Demirören Haber Ajansı – Son Dakika Haberleri
Liv Hospital Ankara’dan Fizikî Tıp ve Rehabilitasyon Uzmanı Prof. Dr. Haydar Möhür, bedenin en geniş hareket yeteneğine sahip ekleminin omuz eklemi olduğunu söylemiş oldu. Günlük ömür aktivitelerinde bağımsız olmak için, el ve kolun nazaranvini yapılabilmesinde omzun sağlıklı olması gerektiğinin altını çizen Prof. Dr. Haydar Möhür, “Bedenimizin en geniş hareket yeteneğine sahip eklemi omuzdur. Günlük ömrümüzde bağımsız olarak el-kol hareketlerinin yapılabilmesinde omzun sağlıklı olması koşuldur. Omuz ağrısı kolumuzun hareketlerini kısıtladığı için epeyce kıymetlidir ve dikkate alınmalıdır. Ağrı sebebiyle günlük hayat hareketlerinin yapılması güçleşir. Omuz ağrıları fizik tedavi polikliniklerine başvurma niçinleri içinde en başta gelen şikayetlerdendir. Toplumda her 100 kişinin 7’sinde omuz ağrısı görülmektedir. En sık olarak da 40’lı yaşlarda görülür. Omuz ağrılarının yüzde 85’i omuza ilişkin niçinler, geri kalanı yansıyan ağrıdır. Yüzde 14’ü de uzunluğuna ilişkin niçinlerden, yüzde 1 ise diyafram tahrişi yahut sol omuzda kalp kaynaklı yansıyan ağrılar olabilmektedir” diye konuştu.

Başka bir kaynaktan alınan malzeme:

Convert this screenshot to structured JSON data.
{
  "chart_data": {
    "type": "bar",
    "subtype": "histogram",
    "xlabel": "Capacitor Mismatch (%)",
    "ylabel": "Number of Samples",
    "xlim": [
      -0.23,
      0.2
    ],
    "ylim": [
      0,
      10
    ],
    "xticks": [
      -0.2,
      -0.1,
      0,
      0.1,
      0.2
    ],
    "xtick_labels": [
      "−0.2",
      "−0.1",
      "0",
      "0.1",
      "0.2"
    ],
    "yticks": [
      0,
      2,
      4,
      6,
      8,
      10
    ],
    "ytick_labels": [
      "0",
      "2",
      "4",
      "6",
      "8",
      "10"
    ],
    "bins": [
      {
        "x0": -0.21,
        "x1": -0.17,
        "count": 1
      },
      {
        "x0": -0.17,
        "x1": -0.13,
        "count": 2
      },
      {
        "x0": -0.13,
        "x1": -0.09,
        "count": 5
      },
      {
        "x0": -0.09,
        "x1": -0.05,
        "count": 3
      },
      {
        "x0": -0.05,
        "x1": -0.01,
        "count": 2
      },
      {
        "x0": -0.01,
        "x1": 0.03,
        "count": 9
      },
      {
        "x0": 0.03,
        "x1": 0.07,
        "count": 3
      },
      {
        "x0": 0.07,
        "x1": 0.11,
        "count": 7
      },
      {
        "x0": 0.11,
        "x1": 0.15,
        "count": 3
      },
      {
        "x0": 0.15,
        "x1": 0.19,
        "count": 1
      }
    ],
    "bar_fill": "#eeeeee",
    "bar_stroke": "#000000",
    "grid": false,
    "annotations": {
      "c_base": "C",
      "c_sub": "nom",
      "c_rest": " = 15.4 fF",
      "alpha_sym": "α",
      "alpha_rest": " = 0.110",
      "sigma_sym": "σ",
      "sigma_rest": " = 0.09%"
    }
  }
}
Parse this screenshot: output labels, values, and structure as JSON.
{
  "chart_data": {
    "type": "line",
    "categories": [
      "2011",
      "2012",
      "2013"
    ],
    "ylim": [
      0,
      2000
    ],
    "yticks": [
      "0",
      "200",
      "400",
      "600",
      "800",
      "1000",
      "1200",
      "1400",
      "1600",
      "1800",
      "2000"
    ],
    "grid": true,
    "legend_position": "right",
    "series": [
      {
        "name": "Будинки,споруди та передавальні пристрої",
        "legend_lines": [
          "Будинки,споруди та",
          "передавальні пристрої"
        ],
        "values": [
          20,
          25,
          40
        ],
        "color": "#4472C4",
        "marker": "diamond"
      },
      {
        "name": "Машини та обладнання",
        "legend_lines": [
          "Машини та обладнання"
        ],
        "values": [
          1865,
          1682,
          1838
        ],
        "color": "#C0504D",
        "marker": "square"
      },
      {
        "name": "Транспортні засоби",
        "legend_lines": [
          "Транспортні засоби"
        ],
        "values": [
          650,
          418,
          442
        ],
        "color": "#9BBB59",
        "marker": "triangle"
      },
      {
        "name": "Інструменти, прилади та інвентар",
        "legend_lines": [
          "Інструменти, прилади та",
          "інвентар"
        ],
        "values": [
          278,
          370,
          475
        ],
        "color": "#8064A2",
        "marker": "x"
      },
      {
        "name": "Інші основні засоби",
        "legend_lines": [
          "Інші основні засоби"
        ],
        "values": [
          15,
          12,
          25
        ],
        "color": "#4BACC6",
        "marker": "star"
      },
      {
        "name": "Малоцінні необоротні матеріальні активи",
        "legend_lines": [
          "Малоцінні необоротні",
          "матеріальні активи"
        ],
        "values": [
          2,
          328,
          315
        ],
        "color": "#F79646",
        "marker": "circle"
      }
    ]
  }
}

AĞRININ SEBEPLERİNİ SIRALADI
BELİRTİLER GÖZ ARKASI EDİLMEMELİ
Prof. Dr. Möhür, omuz ağrısının evvela muhakkak hareketleri yaparken ortaya çıktığını kaydederek şunları söylemiş oldu:
“Hangi kas, tendon yahut anotomik yapı etkilenmişse, harekete katıldığı eklem konumunda ağrı olur. Rahatsızlık ilerleyerek yangı ortaya çıkarsa istirahat ağrısı, gece ağrısı oluşur. Omuzda donma, omuz eklemi hareket kısıtlılığı besbelli olmaya başlar. Saç tarama, banyo yapma, diş fırçalama, giyinme üzere günlük aktivitelerde eklem hareketi kısıtlandığından kuvvetlik çekilir yahut yapılamaz. Tedavi edilmezse vakit ortasında omuz donar ve donuk omuz denen durum ortaya çıkar. Teşhis; ayrıntılı yapılan anamnez, yeterli yapılmış sistemik muayeniçin daha sonra kan tetkikleri, radyografik ve nükleer manyetik rezonans incelemeden daha sonra konur. Tedavinin temeli, rahatsızlığı ortaya çıkaran davranışlardan uzaklaşmak, yanlışsız planlanmış ve uygulanmış fizik tedavi rehabilitasyon reçetelerini uygulamaktır. Ağrının seviyesi, yangının varlığı ve şiddetine göre ilaç kullanması gerekebilir. Fizik tedavi de etkin ve pasif antrenman teknikleri ve manipülasyon uygulamalarıyla birlikte fizik casuslar (ağrıyı azaltır, antienflamatuar tesir oluşturur, dokuların hücresel metabolizmasını artırır) doku tamirini hızlandırır ve fizik tedavi rehabilitasyon reçetelerinde yer alırlar. Yapılan konservatif tedavi uygulamalarına yanı sıra invazif uygulamalarda alternatif seçenekler de vardır. Ekleme, tendonlara yahut omuz hudutlarına enjeksiyonlar yapılmaktadır. Tüm konservatif tedavi uygulamalarına karşın ağrı geçmiyor, omuz işlevleri kazanılamıyorsa cerrahi teknikler düşünülür.”